To find the magnitude of vector \( \mathbf{v} = \langle -12, 5 \rangle \), use the formula for the magnitude of a vector \( \mathbf{v} = \langle a, b \rangle \):\[||\mathbf{v}|| = \sqrt{a^2 + b^2}\]Substitute the components of \( \mathbf{v} \):\[||\mathbf{v}|| = \sqrt{(-12)^2 + 5^2} = \sqrt{144 + 25} = \sqrt{169} = 13\]Thus, the magnitude of the vector is 13.

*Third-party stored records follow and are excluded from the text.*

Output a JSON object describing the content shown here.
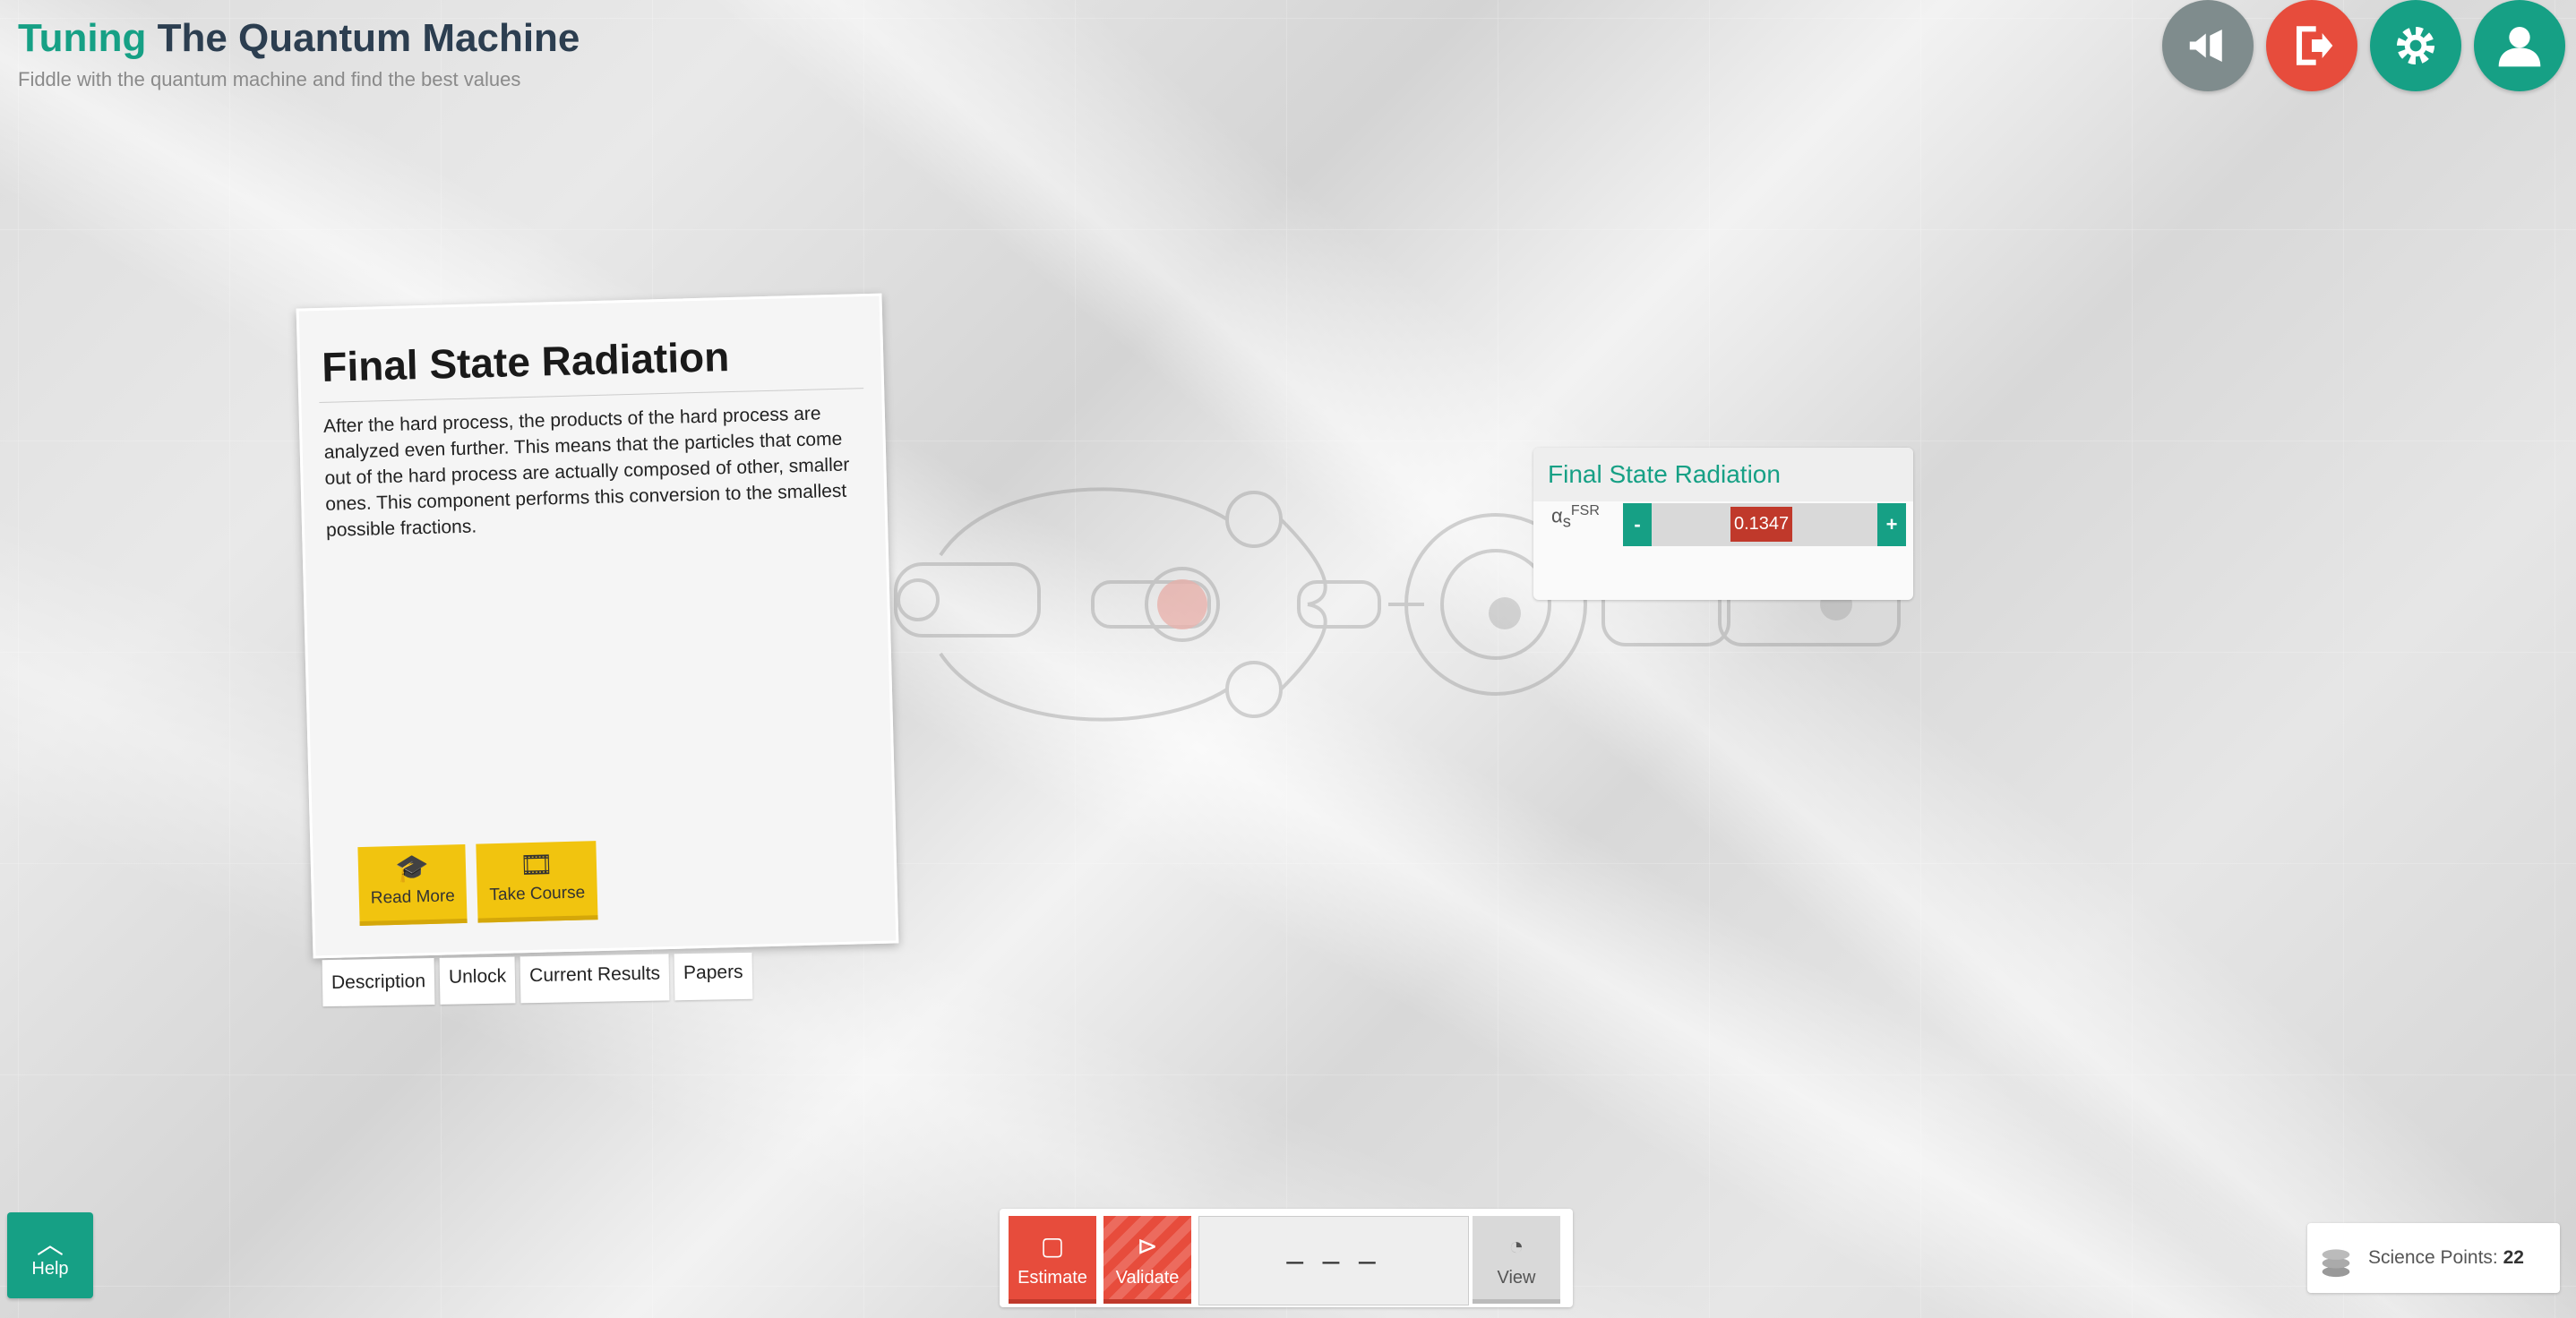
{
  "header": {
    "title_accent": "Tuning",
    "title_main": "The Quantum Machine",
    "subtitle": "Fiddle with the quantum machine and find the best values"
  },
  "top_icons": [
    "megaphone-icon",
    "logout-icon",
    "settings-icon",
    "user-icon"
  ],
  "card": {
    "title": "Final State Radiation",
    "description": "After the hard process, the products of the hard process are analyzed even further. This means that the particles that come out of the hard process are actually composed of other, smaller ones. This component performs this conversion to the smallest possible fractions.",
    "read_more": "Read More",
    "take_course": "Take Course",
    "tabs": [
      "Description",
      "Unlock",
      "Current Results",
      "Papers"
    ]
  },
  "param_panel": {
    "title": "Final State Radiation",
    "param_symbol": "α",
    "param_sub": "s",
    "param_sup": "FSR",
    "minus": "-",
    "plus": "+",
    "value": "0.1347"
  },
  "bottom": {
    "help": "Help",
    "estimate": "Estimate",
    "validate": "Validate",
    "display": "– – –",
    "view": "View"
  },
  "science_points": {
    "label": "Science Points:",
    "value": "22"
  },
  "colors": {
    "accent": "#16a085",
    "danger": "#e74c3c",
    "warning": "#f1c40f"
  }
}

The direction angle \( \theta \) of the vector can be found using the tangent function:\[\tan \theta = \frac{b}{a}\]Substitute the components of \( \mathbf{v} \):\[\tan \theta = \frac{5}{-12}\]Calculate the angle using the arctangent function:\[\theta = \tan^{-1}\left(\frac{5}{-12}\right)\]This results in an angle of approximately \(-22.62^\circ\). However, since the vector is in the second quadrant (negative \( x \)-component, positive \( y \)-component), add 180°:\[\theta = -22.62^\circ + 180^\circ = 157.38^\circ\]Thus, the direction of the vector is approximately \( 157.38^\circ \).